2. Diversify. Never put all your eggs in one basket. Never sell all your books to just one publisher. Never sign an exclusivity contract (unless you’re working in comics, in which case, sign the hell out of that exclusivity contract because you’ll get things like health care and retirement with it). If you have a novel coming out from Samhain, great. Sell another novel to another publisher. Approach a small press about doing limited editions of your backlist. Diversify your publishers and you’ll diversify your income. But more importantly, you’ll have a safety net for when bad things happen. One of the biggest mistakes I ever made in my career was staying with only two publishers (one mass market and one small press) for a period of years early in my career — because when the financial crisis hit, and both those publishers went down, I was suddenly broke. Bad things happen. I absolutely love working with Deadite Press, and yes, I do a LOT of books with them. But I also do a lot of books with Thunderstorm, and Apex, and Cemetery Dance (and next year Macmillan). Why? Because as awesome as Deadite are, they could go down tomorrow. So could Thunderstorm or Apex or Cemetery Dance. Macmillan could get bought out tomorrow and decide they aren’t going to publish my horror-industrial espionage-monster-thriller novel. The only constant in publishing is change, Glenn. You have to be ready for it to happen at a moment’s notice, and have your safety net in place.

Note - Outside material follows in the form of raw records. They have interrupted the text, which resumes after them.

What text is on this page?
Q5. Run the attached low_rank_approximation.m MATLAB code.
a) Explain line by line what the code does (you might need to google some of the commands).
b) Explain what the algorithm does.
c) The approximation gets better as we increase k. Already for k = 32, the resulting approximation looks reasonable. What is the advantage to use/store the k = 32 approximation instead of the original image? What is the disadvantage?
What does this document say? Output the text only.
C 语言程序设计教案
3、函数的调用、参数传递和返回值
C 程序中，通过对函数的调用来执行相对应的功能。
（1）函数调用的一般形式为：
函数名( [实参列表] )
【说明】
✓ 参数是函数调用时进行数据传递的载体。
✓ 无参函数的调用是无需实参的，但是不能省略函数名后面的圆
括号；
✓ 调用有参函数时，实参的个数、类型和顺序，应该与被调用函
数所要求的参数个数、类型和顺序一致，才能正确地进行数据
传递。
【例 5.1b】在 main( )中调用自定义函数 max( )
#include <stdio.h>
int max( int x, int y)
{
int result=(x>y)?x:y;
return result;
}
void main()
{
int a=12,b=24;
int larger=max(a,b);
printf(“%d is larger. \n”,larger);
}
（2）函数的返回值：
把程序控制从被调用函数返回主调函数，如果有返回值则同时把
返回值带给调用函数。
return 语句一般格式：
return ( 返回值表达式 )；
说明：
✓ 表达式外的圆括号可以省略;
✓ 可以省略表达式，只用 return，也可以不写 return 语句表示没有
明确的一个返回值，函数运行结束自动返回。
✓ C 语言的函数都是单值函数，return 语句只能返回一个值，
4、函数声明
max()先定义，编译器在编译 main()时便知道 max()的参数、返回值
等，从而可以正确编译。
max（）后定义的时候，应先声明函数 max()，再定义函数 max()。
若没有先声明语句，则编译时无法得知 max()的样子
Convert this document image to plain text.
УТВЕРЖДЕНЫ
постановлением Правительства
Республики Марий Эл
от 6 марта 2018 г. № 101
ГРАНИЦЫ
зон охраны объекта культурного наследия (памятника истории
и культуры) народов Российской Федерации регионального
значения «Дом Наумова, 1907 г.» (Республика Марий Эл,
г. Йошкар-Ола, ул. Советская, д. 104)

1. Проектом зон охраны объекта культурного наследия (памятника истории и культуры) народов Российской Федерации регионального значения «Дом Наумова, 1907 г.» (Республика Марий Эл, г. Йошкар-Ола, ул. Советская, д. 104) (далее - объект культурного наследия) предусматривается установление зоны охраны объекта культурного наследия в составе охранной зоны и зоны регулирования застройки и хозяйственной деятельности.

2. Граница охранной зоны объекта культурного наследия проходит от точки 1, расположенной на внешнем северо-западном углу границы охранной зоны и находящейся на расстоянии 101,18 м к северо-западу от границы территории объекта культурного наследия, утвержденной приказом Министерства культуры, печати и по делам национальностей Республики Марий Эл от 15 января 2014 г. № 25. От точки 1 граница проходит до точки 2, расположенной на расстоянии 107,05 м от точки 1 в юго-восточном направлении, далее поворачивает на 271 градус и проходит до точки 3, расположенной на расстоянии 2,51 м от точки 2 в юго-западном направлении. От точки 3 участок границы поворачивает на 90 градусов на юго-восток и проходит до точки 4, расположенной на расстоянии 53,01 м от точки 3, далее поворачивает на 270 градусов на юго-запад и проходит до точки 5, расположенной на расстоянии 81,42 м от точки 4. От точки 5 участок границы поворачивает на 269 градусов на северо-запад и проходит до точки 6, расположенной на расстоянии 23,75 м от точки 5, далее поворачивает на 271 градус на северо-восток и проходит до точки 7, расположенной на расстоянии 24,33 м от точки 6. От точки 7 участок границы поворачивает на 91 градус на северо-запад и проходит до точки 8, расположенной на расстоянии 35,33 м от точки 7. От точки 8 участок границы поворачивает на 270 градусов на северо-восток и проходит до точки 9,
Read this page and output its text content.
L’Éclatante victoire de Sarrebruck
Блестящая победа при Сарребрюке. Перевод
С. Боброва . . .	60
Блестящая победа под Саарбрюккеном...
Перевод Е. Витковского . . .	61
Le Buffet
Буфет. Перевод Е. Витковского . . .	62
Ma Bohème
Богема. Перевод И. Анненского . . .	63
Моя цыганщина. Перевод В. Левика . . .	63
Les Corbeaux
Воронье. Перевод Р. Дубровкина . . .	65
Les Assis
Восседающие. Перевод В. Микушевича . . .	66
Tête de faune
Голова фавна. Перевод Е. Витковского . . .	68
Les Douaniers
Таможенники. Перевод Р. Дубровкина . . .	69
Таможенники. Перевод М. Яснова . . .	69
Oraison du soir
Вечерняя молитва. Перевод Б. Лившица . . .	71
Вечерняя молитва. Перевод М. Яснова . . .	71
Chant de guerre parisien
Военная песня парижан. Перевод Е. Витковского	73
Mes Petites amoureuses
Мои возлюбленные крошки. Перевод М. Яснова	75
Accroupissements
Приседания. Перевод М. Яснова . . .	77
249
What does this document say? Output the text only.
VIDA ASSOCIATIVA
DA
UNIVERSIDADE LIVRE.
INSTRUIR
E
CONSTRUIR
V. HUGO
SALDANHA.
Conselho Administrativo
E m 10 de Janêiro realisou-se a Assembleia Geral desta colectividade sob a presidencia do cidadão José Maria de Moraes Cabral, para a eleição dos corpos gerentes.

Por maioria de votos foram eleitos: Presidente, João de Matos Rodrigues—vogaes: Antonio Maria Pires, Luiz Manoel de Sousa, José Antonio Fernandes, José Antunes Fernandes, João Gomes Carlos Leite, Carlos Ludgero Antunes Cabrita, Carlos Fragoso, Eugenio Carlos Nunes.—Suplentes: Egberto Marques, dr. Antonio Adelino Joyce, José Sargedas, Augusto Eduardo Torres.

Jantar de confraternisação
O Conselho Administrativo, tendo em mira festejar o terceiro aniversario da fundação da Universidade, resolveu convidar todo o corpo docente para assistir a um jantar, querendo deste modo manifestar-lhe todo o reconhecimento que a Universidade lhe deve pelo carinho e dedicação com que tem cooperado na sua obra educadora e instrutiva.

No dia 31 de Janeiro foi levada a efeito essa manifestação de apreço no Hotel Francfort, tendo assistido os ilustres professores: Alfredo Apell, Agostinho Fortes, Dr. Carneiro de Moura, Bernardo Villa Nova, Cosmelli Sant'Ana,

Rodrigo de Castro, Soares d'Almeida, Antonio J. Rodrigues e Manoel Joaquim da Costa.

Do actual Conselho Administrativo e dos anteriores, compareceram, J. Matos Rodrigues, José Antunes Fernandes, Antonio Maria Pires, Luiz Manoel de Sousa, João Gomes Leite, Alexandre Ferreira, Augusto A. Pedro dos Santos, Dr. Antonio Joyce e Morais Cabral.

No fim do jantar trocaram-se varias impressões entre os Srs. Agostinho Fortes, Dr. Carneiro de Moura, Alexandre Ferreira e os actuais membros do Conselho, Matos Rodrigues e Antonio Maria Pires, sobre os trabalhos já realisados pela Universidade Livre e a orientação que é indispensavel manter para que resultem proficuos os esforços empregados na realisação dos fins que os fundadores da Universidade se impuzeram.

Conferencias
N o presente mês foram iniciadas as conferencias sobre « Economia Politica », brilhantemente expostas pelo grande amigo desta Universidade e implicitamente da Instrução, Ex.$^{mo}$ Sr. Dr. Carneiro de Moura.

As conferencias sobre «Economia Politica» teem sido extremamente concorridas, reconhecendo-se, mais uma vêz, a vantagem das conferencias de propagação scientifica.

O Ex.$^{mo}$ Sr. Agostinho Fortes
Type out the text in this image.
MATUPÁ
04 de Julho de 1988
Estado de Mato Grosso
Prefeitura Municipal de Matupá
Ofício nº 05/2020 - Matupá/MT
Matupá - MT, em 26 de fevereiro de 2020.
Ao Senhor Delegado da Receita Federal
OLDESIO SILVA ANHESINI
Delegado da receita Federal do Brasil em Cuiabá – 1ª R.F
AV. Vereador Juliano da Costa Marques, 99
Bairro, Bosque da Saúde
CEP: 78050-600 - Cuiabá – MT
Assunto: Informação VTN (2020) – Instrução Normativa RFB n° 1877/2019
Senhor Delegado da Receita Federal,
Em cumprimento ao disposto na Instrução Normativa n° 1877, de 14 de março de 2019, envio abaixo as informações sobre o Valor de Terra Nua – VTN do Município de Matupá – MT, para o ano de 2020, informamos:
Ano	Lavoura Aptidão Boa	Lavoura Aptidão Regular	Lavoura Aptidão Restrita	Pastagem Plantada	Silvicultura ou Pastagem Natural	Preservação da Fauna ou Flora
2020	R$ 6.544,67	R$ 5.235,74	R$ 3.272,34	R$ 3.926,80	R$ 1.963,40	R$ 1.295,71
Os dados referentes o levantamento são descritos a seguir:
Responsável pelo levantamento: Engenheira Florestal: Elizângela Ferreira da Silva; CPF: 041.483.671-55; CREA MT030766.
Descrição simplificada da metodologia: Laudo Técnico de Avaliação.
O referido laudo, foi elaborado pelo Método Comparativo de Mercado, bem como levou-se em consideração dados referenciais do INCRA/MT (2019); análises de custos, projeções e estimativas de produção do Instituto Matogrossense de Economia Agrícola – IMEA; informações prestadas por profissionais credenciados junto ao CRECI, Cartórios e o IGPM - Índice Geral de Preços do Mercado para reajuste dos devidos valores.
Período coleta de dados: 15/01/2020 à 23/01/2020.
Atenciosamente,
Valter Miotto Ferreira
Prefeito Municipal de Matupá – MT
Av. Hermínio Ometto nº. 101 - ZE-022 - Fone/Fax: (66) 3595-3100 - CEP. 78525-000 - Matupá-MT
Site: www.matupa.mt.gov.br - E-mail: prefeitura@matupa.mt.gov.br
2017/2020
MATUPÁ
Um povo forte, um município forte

But yes, Glenn, your concerns are valid, and I’m sorry for responding here rather than on FB, but this is the first thing I’ve written in a week, and I’ve still got a lot of unpacking to do, and I’d like to sleep at some point, and I’m betting your concerns are shared by others, so I thought this was the best way to address it. In short, I hear you, and I feel you, so let me say it one more time for anyone who may have misunderstood:
In response to Samhain’s firing of Don D’Auria and their stated intent to focus instead on building their social media brand, I have unfollowed them on Twitter, un-Liked them on Facebook, and unsubscribed to their email newsletters. Let there be no doubt, I stand with Don D’Auria, and I stand with the concept that publishing houses need editors — not ad reps acting as editors.
This is NOT a call to boycott their authors or stop buying their books. I am merely saying that since social media is apparently more important to them than competent editors, I will not engage with them on social media. I don’t follow the publisher. I do follow their authors (and I buy those author’s books, of course).
You’re all adults. You can decide what you want to do. And it’s all good, whatever you decide. We can still be friends.
But yeah, if somebody tells you I’m instilling a boycott or inciting my fanboys (which is an offensive term by the way) to boycott, send them the link to this Blog and invite them to kiss my ass. Because for twenty years, that ass has busted itself for the betterment of authors and this genre. And I’ll continue to do so because that’s what the writers who came before us did for us. And one day soon, when it’s your turn, I hope y’all will do the same.
We’re all in this together — except for the nitwits.